稳健性 · 赌博机/老虎机 · 上下文赌博机/上下文老虎机 · 学成 · 回合 ·

2021 年 6 月 17 日

Distributional Robust Batch Contextual Bandits

翻译：分布式强力批量批量背景强盗

Nian Si,Fan Zhang,Zhengyuan Zhou,Jose Blanchet

from arxiv, The short version has been accepted in ICML 2020

Policy learning using historical observational data is an important problem that has found widespread applications. Examples include selecting offers, prices, advertisements to send to customers, as well as selecting which medication to prescribe to a patient.
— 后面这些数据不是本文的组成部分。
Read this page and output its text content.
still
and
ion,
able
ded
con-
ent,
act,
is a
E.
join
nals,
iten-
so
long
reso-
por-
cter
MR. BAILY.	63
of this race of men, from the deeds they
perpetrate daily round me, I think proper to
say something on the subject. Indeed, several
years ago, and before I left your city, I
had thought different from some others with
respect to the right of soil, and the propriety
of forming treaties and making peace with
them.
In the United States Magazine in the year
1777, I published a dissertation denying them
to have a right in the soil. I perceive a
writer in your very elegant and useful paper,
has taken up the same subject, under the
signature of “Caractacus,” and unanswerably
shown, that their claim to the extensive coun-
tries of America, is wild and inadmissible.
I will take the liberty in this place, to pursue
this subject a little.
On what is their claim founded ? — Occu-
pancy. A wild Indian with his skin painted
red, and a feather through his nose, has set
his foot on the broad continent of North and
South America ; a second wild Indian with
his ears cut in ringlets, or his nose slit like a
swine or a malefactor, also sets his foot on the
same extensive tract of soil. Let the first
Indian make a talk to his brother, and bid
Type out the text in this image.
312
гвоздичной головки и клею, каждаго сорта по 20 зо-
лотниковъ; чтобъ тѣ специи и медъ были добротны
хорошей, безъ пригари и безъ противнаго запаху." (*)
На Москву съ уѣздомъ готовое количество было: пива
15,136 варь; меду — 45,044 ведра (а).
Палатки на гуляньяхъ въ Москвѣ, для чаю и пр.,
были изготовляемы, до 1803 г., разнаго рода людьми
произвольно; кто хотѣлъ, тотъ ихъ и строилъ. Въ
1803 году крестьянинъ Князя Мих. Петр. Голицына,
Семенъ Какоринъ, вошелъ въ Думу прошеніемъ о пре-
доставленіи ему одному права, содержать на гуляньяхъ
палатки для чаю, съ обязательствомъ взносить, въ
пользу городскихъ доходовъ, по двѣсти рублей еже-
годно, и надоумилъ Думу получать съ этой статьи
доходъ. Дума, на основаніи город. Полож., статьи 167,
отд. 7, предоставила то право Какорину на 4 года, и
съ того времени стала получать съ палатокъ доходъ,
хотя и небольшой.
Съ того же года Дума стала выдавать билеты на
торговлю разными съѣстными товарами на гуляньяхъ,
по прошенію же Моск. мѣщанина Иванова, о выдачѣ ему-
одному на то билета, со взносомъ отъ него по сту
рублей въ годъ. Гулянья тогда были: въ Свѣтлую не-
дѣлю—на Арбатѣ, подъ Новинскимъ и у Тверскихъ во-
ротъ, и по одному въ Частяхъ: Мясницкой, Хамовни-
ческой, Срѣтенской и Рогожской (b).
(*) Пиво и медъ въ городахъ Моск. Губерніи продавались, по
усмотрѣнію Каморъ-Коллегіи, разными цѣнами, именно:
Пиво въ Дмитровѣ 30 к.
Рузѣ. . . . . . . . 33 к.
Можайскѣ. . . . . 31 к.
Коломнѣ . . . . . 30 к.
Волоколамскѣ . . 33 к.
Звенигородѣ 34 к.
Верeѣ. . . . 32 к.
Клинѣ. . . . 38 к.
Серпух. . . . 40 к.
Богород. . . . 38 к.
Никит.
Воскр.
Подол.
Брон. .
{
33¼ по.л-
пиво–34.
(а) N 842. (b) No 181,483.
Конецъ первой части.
However, existing literature rests on the crucial assumption that the future environment where the learned policy will be deployed is the same as the past environment that has generated the data--an assumption that is often false or too coarse an approximation. In this paper, we lift this assumption and aim to learn a distributional robust policy with incomplete (bandit) observational data. We propose a novel learning algorithm that is able to learn a robust policy to adversarial perturbations and unknown covariate shifts. We first present a policy evaluation procedure in the ambiguous environment and then give a performance guarantee based on the theory of uniform convergence. Additionally, we also give a heuristic algorithm to solve the distributional robust policy learning problems efficiently. Finally, we demonstrate the robustness of our methods in the synthetic and real-world datasets.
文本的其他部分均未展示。